Even though Brazile didn't win any money here, the resident of Decatur, Texas, said the competition helped him tune up for the NFR, which starts Nov. 30. He has been slowed the past two months by what he said was either a groin injury or sports hernia.
"I wanted to come in here and win money, but mainly leave as healthy as I was when I started," Brazile said Saturday.
Brazile won't be competing today when the semifinals and finals take place, but the focus has been there all year to regain his all-around title.
"I'm hungrier now than I was before I won my first one," he said.
Brazile was eliminated from contending for the all-around title on the ninth of 10 days in the 2005 NFR.
Not this year.
He won his first world event title a week ago, taking the steer wrestling championship in Hobbs, N.M.

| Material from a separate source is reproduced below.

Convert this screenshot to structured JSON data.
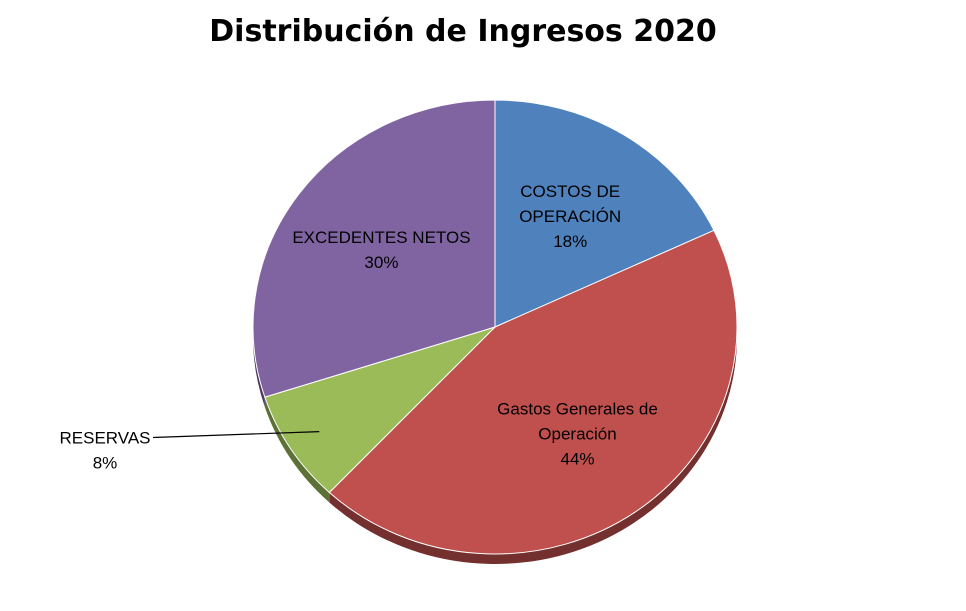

He's ranked second in calf roping to five-time world titlist Cody Ohl. He's 14th in team roping as a header, which is one spot above the cutoff for the NFR, where the top 15 in the PRCA standings in each of eight categories qualify after today's last day of the regular season.
This year he teamed with seven-time world champion heeler Rich Skelton and put a greater emphasis on how much he competed while downplaying his horse breeding business on his 65-acre ranch about 60 miles northwest of Fort Worth, Texas.
"Everything became more calculated this year," Brazile said. "(Not winning) has helped me to become more goal oriented.